The prevalence of chronic disease is rising simultaneously. In fact, the condition is one of the most common pathways to chronic illness. Many lifestyle factors can stoke the flames of inflammation, including a pro-inflammatory diet high in sugar, refined carbohydrates, and processed foods. Lifestyle factors such as exposure to environmental toxins, sleep deprivation, chronic stress, low vitamin D, obesity, prediabetes, and smoking additionally contribute to inflammatory conditions.
It’s important to note that chronic inflammation doesn’t always present itself with obvious symptoms, making it difficult to diagnose. However, identifying and addressing the root causes of chronic inflammation is crucial for preventing and managing depression and other associated health problems.
The link between chronic inflammation and depression is becoming increasingly clear, but the connection is complex. As Andrew Miller, a professor of psychiatry and behavioral sciences at the Emory University School of Medicine shared, “inflammation is killing us, and one of the ways that it is killing us is by affecting our brains.” Prolonged and elevated inflammation can lead to a breakdown in the barrier between the body and the brain, causing neuroinflammation and altering essential neural circuits/neurotransmitters which can trigger depression in people at risk. This can result in a leak in the blood-brain barrier, which normally protects the brain from harmful molecules in the blood. As a result of a leaky blood-brain barrier, neuroinflammatory changes to nearby neurons could interfere with the re-wired circuit, contributing to depression.
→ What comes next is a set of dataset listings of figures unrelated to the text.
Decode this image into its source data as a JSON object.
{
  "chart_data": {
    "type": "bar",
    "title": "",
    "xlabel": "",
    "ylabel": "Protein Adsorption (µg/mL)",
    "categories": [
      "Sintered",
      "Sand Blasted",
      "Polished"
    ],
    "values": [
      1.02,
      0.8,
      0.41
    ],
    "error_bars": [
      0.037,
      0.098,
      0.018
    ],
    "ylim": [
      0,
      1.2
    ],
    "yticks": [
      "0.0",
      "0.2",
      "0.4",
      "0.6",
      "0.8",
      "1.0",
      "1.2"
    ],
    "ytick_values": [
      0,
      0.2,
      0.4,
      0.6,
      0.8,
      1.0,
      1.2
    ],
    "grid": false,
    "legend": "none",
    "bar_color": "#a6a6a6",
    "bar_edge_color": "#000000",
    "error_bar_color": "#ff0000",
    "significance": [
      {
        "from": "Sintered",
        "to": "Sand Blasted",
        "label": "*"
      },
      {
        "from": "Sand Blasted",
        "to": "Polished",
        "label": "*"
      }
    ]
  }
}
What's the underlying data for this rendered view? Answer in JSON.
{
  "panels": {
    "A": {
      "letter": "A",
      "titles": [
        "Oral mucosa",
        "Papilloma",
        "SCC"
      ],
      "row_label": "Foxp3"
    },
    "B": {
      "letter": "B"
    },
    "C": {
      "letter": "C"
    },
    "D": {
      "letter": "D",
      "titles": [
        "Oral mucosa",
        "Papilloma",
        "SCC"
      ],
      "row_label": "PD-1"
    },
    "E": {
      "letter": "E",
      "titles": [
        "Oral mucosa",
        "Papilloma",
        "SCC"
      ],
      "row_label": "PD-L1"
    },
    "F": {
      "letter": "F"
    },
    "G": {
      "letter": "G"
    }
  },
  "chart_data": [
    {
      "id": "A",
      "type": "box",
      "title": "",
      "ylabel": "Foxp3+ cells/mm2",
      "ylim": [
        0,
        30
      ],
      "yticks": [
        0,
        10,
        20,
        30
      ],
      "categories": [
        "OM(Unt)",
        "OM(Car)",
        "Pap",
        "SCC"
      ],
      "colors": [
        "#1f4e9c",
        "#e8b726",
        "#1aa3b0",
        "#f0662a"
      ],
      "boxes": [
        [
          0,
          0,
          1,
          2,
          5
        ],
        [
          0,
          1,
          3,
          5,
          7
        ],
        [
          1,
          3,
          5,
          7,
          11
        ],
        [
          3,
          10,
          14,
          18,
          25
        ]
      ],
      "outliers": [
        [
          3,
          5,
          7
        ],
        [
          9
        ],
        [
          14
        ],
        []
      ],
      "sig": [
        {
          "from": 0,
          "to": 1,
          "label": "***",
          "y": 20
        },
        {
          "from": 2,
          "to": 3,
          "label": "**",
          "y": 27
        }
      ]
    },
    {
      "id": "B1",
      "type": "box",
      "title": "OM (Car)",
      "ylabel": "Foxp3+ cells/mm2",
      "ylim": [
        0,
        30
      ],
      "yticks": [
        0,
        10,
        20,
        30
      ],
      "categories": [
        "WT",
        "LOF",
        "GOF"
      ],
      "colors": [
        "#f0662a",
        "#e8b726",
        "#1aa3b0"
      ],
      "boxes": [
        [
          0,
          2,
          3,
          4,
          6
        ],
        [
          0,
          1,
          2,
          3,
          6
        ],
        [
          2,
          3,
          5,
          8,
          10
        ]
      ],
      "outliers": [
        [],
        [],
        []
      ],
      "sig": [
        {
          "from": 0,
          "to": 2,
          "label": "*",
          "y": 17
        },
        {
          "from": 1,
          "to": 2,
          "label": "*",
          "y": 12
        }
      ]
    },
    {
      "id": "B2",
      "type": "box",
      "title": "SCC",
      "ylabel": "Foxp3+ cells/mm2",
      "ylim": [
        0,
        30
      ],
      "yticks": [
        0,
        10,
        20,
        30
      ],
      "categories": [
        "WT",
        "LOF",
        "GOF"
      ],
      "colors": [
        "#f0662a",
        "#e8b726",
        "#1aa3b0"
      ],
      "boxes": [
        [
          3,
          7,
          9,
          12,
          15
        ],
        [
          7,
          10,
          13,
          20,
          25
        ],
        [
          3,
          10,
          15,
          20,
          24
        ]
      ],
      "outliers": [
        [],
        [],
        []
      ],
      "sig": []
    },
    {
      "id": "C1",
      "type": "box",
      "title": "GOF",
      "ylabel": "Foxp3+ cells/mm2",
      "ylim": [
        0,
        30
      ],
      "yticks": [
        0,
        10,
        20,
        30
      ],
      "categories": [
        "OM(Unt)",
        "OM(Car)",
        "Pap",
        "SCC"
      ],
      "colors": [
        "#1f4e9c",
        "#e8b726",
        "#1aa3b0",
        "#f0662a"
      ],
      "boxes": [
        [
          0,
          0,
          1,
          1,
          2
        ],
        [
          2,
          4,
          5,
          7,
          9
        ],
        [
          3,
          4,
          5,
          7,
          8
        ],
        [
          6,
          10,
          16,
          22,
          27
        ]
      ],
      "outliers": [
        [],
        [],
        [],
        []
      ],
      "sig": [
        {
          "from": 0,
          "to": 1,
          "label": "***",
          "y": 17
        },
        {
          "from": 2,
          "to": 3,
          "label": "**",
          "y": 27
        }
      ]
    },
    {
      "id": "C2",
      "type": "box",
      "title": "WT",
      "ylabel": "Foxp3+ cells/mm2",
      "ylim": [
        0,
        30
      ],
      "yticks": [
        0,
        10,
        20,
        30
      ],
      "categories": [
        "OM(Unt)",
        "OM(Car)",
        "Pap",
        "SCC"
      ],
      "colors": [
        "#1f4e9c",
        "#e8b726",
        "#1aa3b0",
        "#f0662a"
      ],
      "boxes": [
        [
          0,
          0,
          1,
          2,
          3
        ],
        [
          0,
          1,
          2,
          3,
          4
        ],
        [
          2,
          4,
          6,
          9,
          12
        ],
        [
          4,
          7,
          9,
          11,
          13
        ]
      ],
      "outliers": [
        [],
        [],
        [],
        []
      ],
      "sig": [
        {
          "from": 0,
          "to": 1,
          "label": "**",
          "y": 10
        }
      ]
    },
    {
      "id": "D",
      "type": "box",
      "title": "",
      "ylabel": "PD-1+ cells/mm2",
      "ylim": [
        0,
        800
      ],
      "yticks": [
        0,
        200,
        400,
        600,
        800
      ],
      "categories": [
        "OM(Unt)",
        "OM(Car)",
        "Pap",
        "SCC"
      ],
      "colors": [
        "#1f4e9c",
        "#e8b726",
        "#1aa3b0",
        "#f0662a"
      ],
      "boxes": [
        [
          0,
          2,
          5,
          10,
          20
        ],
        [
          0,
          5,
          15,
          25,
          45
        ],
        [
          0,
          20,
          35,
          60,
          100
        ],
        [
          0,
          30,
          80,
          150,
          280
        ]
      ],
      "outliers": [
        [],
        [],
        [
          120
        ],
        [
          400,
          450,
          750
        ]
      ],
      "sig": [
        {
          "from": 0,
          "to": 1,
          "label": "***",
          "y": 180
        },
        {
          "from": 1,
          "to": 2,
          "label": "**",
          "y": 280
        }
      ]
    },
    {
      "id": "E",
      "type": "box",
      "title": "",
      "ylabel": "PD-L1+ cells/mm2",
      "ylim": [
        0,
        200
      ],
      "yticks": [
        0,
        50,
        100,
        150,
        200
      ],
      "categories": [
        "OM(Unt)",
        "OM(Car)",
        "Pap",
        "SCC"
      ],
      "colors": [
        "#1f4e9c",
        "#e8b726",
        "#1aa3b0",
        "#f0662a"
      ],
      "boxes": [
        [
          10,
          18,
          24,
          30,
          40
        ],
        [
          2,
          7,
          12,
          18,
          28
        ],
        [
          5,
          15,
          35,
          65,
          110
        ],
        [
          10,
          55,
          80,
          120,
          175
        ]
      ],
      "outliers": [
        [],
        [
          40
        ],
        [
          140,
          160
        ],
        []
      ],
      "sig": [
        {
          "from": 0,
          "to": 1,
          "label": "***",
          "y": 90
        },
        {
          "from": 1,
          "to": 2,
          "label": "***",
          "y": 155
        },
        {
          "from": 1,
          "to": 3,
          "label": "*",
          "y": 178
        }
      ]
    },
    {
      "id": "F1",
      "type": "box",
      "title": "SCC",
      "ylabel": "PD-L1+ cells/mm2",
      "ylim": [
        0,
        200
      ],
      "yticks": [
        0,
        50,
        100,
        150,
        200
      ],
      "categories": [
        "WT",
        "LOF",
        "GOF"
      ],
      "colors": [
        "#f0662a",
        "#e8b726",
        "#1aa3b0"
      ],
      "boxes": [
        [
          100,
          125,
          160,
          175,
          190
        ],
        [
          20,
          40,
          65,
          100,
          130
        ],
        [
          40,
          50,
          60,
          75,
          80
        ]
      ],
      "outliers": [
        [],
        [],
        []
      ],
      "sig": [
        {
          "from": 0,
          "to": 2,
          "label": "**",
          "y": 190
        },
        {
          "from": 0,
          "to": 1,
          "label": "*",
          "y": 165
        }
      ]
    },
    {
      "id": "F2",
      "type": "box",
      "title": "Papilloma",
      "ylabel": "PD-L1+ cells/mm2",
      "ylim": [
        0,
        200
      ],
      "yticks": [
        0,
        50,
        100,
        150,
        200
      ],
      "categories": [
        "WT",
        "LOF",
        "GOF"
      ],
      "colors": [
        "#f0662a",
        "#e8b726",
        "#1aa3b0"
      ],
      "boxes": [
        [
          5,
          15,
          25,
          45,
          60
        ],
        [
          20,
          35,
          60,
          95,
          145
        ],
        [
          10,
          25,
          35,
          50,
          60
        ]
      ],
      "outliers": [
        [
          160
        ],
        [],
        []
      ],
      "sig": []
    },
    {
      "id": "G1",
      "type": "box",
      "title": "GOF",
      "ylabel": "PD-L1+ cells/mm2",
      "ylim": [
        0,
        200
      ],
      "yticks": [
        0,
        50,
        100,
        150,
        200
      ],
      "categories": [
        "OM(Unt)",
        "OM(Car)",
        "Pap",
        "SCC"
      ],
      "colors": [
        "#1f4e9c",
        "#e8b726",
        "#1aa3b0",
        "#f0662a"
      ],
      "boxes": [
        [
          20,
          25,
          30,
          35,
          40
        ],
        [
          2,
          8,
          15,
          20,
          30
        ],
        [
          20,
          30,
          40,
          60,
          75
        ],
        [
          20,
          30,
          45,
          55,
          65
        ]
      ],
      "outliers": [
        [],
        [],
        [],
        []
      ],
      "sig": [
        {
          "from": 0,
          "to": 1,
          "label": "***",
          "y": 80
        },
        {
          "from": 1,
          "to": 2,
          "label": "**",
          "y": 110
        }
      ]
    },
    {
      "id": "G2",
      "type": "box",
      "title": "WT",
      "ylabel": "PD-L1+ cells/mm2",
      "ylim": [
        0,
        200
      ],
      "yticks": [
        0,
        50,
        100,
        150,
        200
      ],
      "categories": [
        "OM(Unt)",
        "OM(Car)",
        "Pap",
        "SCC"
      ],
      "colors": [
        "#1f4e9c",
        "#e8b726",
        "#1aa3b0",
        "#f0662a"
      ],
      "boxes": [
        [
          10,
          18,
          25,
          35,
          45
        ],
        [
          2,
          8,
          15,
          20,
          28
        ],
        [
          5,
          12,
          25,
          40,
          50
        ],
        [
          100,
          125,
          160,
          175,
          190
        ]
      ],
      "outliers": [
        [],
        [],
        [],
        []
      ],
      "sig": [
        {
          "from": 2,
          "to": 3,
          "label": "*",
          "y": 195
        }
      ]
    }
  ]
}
With a greater understanding of the relationship between inflammation and depression, we can address inflammation as a whole-person approach and target each individual’s inflammation and where they are specifically carrying it in their own bodies. Addressing the root cause of inflammation through integrative approaches, such as dietary modifications, supplementation, and mind-body therapies, may augment new treatment protocols and benefit physical and mental health. In this way, we may be able to improve the outcomes for those who do not respond to current antidepressant treatments. With the potential to revolutionize the standard of care for depression, further research into inflammation and its role in mental illness is necessary.
How can we begin the process of addressing inflammation? Well, we can simply begin by establishing healthy foundations such as, proper hydration = water (drinking 50% of your body weight in ounces per day), minimum 30 minutes of moderation exercise/movement per day, 7-8 hours of uninterrupted, restful sleep per day, whole nutrient rich foods (including healthy fats, fruits and vegetables), and Sunshine!
It is also important for us to remember, we are Mind, Body and Spirit. Taking time each day to support each of these will help to create a ‘less inflamed’ you!